Many studies have reported cancer-specific alternative splicing. As examples, Thorsen et al 41 identified and validated cancer-specific splicing events in colon, bladder, and prostate cancer that may have diagnostic and prognostic implications. A splice variant of cholecystokinin-2 receptor (cck2r) contribute to the growth and spread of GI cancers through agonist-independent mechanisms that enhance tumor angiogenesis 42. Honda et al 43 identified a novel alternative splice variant RNA of actinin-4 in human small cell lung caner (SCLC). Studying these cancer-specific variants using our computational structural approach would give more insight to their functions.
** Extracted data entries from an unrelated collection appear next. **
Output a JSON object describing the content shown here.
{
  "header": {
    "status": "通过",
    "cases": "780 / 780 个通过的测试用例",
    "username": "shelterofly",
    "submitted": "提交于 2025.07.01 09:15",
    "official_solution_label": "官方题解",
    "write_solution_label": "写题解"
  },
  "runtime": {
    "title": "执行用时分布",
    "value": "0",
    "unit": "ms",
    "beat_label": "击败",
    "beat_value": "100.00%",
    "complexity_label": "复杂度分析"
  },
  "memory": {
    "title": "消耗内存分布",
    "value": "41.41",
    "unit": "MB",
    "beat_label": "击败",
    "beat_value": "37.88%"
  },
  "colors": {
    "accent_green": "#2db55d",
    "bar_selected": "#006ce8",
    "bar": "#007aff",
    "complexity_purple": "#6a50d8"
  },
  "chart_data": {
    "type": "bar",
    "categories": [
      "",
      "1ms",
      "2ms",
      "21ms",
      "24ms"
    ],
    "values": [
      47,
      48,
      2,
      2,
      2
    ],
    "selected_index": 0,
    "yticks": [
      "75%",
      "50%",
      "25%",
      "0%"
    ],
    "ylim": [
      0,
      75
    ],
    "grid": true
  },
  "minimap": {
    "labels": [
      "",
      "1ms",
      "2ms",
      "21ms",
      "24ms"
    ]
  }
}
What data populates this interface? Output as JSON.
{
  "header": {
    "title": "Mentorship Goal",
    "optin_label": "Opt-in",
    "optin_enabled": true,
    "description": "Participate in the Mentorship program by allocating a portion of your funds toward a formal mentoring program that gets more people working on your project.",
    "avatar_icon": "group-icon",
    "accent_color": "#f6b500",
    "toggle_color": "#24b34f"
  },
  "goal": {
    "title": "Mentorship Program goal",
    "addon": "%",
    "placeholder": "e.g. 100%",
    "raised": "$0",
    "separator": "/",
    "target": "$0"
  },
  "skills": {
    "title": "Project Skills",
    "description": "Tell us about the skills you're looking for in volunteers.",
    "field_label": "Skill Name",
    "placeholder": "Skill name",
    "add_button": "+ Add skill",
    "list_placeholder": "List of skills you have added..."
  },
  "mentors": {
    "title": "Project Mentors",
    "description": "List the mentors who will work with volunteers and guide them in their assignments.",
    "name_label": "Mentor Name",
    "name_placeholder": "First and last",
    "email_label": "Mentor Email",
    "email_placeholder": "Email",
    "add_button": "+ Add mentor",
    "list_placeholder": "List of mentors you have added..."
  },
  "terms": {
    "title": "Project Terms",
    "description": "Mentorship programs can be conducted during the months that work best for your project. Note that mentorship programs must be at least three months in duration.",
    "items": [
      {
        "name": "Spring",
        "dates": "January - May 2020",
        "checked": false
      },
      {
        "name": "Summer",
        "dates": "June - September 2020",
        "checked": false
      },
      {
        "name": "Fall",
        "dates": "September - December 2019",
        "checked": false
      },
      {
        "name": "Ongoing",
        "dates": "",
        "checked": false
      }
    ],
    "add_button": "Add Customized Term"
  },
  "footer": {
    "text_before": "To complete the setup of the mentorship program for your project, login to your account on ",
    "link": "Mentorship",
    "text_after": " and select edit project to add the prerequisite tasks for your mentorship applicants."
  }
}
Seeking structural differences between two splice variants may not be effective if the differences occur in a large loop region. The flexibility of a large loop increases the difficulty of resolving the structure of the region by either experimental determination or modeling approaches. In the case of anxa6 variants, we were able to predict the possible functional characteristics of the variants as the difference due to splicing was located in a very small loop region (Fig 2a). When the structural difference is in a large loop region or in cases where splice variants have the indistinguishable structures (cdc42 variants, Fig 3a), comparing the primary sequences of the variants can reveal potential functional differences.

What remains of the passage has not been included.